You are definitely in a rough patch here and need to be careful how you handle it. Leave her alone this weekend, if she does something with one of the other guys, that's her problem. When she comes back, you should talk to her about all these events, the yelling, the night when you weren't in bed, and her going out with 3 other guys.

kevinZ
May 21, 2009, 12:01 PM
I just want to ask you this. If you didn't leave the hotel room and didn't get into the fight with her would you still be worried about her going to the shore with 3 of her guy friends?

A little, I'm more worried about her leaving me when she gets back then I am about her cheating

kevinZ
May 21, 2009, 12:03 PM
It was probably a bad call on your part to go out that night. You were supposed to spend the weekend together, you should have been in bed with her. I can understand her being upset.

Going with her friends might be her trying to get some sort of "Revenge", or maybe she doesn't see anything wrong with it. But she probably knows exactly what she's doing if she openly told you she was attracted to one of them.

You are definitely in a rough patch here and need to be careful how you handle it. Leave her alone this weekend, if she does something with one of the other guys, that's her problem. When she comes back, you should talk to her about all these events, the yelling, the night when you weren't in bed, and her going out with 3 other guys.

She said were still together as of right now, but she's still upset so I kind of don't know what to expect you know

spitvenom
May 21, 2009, 12:10 PM
Don't bomb her with texts or calls this weekend let her cool off. Hopefully after she relaxes for the weekend the two of you can have a nice conversation on how she is feeling and what she wants to do. I don't think she will break up with you but you have to admit you messed up pretty badly by leaving her in a hotel by herself.

kevinZ
May 21, 2009, 12:46 PM
Don't bomb her with texts or calls this weekend let her cool off. Hopefully after she relaxes for the weekend the two of you can have a nice conversation on how she is feeling and what she wants to do. I don't think she will break up with you but you have to admit you messed up pretty badly by leaving her in a hotel by herself.

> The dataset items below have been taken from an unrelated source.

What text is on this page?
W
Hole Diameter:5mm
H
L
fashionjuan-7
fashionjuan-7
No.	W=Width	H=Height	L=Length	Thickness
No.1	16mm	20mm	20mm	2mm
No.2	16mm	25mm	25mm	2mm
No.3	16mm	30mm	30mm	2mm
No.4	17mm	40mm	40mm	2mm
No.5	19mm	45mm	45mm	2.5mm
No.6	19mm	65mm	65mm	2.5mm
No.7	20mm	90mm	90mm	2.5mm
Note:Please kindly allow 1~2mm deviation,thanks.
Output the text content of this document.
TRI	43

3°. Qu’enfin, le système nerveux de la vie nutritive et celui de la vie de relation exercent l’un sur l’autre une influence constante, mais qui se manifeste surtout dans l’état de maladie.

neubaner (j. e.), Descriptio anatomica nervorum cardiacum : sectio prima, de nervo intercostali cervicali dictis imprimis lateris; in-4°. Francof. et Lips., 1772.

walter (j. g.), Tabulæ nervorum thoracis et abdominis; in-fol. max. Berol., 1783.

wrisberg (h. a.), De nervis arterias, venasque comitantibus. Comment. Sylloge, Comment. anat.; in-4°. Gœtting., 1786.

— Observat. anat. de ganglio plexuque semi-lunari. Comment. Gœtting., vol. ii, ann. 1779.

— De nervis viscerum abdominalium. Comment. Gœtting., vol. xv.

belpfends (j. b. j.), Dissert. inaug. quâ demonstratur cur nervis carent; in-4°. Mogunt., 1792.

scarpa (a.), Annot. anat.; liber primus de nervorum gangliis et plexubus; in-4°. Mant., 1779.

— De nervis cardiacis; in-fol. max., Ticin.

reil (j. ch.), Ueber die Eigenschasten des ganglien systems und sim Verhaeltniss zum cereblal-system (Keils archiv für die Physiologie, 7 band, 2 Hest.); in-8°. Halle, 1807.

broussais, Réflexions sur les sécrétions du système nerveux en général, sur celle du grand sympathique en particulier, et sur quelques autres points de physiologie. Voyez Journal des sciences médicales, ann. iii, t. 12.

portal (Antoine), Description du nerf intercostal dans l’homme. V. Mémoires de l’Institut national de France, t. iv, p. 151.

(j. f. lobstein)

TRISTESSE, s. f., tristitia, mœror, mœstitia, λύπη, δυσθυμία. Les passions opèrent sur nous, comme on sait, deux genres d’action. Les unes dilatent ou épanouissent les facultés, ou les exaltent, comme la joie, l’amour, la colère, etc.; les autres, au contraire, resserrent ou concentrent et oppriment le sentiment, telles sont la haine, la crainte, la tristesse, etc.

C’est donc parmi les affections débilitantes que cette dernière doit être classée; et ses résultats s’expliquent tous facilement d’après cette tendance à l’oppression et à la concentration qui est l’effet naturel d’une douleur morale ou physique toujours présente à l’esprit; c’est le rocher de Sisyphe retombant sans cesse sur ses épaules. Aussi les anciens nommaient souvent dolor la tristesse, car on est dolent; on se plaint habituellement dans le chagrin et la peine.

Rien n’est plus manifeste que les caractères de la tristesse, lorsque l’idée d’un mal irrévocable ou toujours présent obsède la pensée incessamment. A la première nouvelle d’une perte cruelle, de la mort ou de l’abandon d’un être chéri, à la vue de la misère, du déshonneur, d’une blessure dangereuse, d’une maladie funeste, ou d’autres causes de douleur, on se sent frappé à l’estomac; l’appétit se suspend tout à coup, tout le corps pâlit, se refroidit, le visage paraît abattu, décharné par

I agree, plus its my birthday this weekend and she feels terrible about not being here for it.. . any advice on how to not bomb her with the texts and calls, because I already feel myself starting to do that

kctiger
May 21, 2009, 12:48 PM
i agree, plus its my birthday this weekend and she feels terrible about not being here for it. . .any advice on how to not bomb her with the texts and calls, because i already feel myself starting to do that

Go out and do your own thing! You have control over this, so just go enjoy yourself and don't worry about her.

Romefalls19
May 21, 2009, 12:54 PM
Kc is right, live your life now. Don't worry if she's going to end it or not because you have no control over what she does. It sucks, and I wish it wasn't this way but sadly it is.

N0help4u
May 21, 2009, 01:04 PM
I know I'd be mad too if my boyfriend took off when I thought he was in for the night even not living together. I just hate that.
But her taking off with three guys I don't think she has room to be furious with you!

BMI
May 21, 2009, 01:05 PM
Did she plan the trip to the shore with the 3 guys before you snubbed her or after? Does she usually go out with these guys?

Regardless of what you have to concern yourself with there's little you can do at this point. Like all the above said, leave her be and hope it was just her being upset.

spitvenom
May 21, 2009, 01:07 PM
Like KC said you have to keep yourself busy. Grab some friends and go out. Are any concerts in your town this weekend. Anyone have a B-B-Q for the holiday. Just basically find something to do.

liz28
May 21, 2009, 01:31 PM
How old is you and this girl?

She is going to her JUNIOR PROM and your going out DRINKING so what are your ages because this will say a lot.

Also, you stated the two of you are very much in love but this so called relationship is lacking a lot.